Джоанна от огорчения не могла пошевелиться. Она погладила кончик хвоста, взглянула на стесанные крылья и расплакалась:
— Не смей ничего ломать! Так нельзя!
Она так редко плакала, что в любой другой день ее слезы остановили бы руку Уильяма Рэнсома, но сейчас ему казалось, будто его окружили враги, и он был намерен уничтожить хотя бы одного. Они обступали его по ночам, когда он лежал без сна: склонившийся над кушеткой чернобровый доктор, Крэкнелл с кротовьими шкурками, школьницы, которых разобрал смех, строгая Кора на топком берегу… А за нею — змей, под чьей мокрой шкурой бьется сердце. Уилл стесал прищуренный глаз и сказал:
— Иди домой, Джоанна, возвращайся к своим учебникам и не вмешивайся не в свое дело.
Джоанну так и подмывало ударить отца кулаком по голове. Впервые в жизни ее обуревала злость ребенка, который оказался мудрее и справедливее родителя. Но тут за их спиной дверь церкви отворилась, осветив проход, и на пороге показалась рыжая Наоми Бэнкс. Она задыхалась от бега, руки были по локоть в грязи.
— Он снова здесь! — прозвенел под сводами церкви ее голос. — Он вернулся, я же говорила, разве я вам не говорила! Я же говорила, что он вернется!
Когда Уилл добежал до болота, вокруг лежавшего там вороха одежды уже толпились зеваки. Голова Крэкнелла была так сильно вывернута влево и вверх, как будто он пытался заглянуть в лицо убийцы, и все единодушно решили: старику сломали шею.
— Давайте дождемся коронера. — Уилл наклонился и закрыл остекленевшие глаза. — Бедняга долго болел.
Поверх пальто, ровнехонько посередине живота Крэкнелла, между двумя рваными карманами, лежали серебряная вилка и серый камешек с дыркой.
— А это чьих рук дело? — Уилл обвел взглядом лица прихожан. — Кто и зачем сюда это положил?

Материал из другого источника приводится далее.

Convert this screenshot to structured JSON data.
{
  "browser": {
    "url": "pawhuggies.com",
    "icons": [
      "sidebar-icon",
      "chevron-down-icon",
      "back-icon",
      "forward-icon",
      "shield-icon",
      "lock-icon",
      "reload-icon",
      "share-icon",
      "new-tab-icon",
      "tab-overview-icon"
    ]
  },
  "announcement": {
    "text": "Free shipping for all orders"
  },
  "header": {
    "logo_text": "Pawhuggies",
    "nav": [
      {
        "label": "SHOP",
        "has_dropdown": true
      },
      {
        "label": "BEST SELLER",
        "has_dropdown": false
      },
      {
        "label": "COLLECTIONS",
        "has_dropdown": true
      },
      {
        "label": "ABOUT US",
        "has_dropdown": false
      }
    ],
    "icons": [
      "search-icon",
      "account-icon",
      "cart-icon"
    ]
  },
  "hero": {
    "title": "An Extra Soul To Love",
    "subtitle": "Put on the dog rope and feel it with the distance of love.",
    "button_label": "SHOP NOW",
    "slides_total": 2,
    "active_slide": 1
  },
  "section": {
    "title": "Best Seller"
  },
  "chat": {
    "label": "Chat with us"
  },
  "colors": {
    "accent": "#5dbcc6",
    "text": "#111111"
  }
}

Но никто не признался. Прихожане один за другим попятились, бормоча, что, дескать, они так и знали, тут что-то нечисто, они давно это подозревали, и в прилив лучше запирать двери на замок. Одна женщина перекрестилась, и преподобный бросил на нее суровый взгляд, поскольку давным- давно пытался отучить паству от суеверий.
— У него пуговица оторвана, — заметил Бэнкс и потрепал дочку по волосам. Но на его слова никто не обратил внимания: чудо, что у Крэкнелла вообще оставались пуговицы.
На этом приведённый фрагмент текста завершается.